まっすぐな髪の毛の感触が帰ってきたからである。
京太郎は、おかしいとは思わなかった。
火達磨になったという客観的な事実というのは、京太郎本人ははっきりと理解していないのだ。
知っていれば、おかしいと思っただろう。
何せ、眼球まで焼かれたのだ。
髪の毛が無事なわけがない。
しかし彼は歩き出した。
戦いを経験したことで頭がパニックになっているのだ。
そして目的が見つかったというのも大きな理由だ。
とりあえず身に着けるものを手に入れたい。
生まれたままの姿のままでは心もとない。
できれば服を見つけたい。
まともなものがないにしても、せめて急所を隠すことができるものがほしかった。
「ごみの山にあればいいのだが」
彼がごみの山を探し回っているとき驚くことがあった。
声が聞こえてきたのだ。
また、怪物の類だろうか。
彼はそう考えた。
しかしどうやら違うらしい。
「助けてくれ。

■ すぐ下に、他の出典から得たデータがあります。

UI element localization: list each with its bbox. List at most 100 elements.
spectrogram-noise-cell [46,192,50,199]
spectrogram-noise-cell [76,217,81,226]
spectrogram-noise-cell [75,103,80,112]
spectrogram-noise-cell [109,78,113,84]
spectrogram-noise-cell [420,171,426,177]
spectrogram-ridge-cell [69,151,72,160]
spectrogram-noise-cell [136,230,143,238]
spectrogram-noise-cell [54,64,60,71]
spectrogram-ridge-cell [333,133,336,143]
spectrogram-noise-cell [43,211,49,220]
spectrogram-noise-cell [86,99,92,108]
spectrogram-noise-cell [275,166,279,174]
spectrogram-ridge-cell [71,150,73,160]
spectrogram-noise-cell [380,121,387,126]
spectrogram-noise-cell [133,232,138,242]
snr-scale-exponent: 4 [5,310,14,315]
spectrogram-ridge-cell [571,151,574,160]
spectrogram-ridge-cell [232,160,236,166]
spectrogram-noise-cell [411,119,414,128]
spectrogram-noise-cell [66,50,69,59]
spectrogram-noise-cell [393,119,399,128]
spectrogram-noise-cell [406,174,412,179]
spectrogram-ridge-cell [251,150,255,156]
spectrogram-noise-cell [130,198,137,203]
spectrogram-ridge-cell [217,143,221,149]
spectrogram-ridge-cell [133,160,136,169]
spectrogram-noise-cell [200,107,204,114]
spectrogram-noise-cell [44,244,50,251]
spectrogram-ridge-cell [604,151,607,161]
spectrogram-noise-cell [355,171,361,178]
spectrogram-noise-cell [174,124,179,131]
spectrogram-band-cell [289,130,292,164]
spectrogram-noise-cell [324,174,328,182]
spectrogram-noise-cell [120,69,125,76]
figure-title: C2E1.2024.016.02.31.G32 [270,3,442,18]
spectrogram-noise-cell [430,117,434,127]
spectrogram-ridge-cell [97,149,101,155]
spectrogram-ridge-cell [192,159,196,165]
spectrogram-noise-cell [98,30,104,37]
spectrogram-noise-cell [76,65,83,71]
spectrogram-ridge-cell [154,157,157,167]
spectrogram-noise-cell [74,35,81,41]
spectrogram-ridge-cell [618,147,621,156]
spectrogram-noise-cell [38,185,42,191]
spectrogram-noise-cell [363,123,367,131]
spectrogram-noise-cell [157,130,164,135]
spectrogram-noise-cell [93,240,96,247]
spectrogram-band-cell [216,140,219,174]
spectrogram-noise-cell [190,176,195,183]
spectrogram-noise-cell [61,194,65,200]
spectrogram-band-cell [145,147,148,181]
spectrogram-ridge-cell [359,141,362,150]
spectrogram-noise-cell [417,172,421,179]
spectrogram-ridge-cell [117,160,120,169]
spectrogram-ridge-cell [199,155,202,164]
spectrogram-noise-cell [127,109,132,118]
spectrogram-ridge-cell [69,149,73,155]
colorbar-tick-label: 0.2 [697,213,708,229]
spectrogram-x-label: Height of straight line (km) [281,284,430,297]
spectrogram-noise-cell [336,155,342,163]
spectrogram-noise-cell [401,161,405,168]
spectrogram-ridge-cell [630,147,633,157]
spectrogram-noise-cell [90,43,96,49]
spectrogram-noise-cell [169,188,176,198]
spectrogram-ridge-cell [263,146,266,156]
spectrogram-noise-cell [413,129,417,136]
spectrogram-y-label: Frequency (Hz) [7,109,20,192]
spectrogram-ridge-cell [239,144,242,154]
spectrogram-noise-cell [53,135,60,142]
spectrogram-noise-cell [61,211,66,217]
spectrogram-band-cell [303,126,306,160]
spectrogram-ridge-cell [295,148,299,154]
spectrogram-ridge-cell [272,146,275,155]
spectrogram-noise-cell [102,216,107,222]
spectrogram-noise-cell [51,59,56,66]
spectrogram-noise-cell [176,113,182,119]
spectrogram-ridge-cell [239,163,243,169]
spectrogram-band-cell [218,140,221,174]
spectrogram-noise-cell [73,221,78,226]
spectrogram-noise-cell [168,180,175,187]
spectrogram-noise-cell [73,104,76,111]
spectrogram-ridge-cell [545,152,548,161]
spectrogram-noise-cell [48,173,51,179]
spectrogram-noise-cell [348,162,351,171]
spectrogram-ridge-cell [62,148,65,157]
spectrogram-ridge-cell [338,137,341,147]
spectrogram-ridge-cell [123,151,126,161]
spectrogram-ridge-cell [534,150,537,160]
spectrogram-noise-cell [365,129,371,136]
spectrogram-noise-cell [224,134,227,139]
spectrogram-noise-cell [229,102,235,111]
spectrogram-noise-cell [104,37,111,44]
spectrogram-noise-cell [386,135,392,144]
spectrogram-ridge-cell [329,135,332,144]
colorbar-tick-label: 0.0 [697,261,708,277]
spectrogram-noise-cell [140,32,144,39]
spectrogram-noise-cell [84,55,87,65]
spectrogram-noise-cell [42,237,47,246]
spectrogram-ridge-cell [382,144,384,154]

動けないんだ」
なんとも不思議な声だった。
声なのかそれともきしんでいる音なのかわからない声。
発泡スチロールがすれているような奇妙な音が声に重なって聞こえるのだ。
何かの罠かもしれない。
明らかに怪しい。
怪物と一線交えたあと聞こえてくる奇妙な声。
近づきたいと思うものはいないだろう。
そして知恵のある怪物ならば相手を誘って食らう行動も取れるだろうと彼は考えた。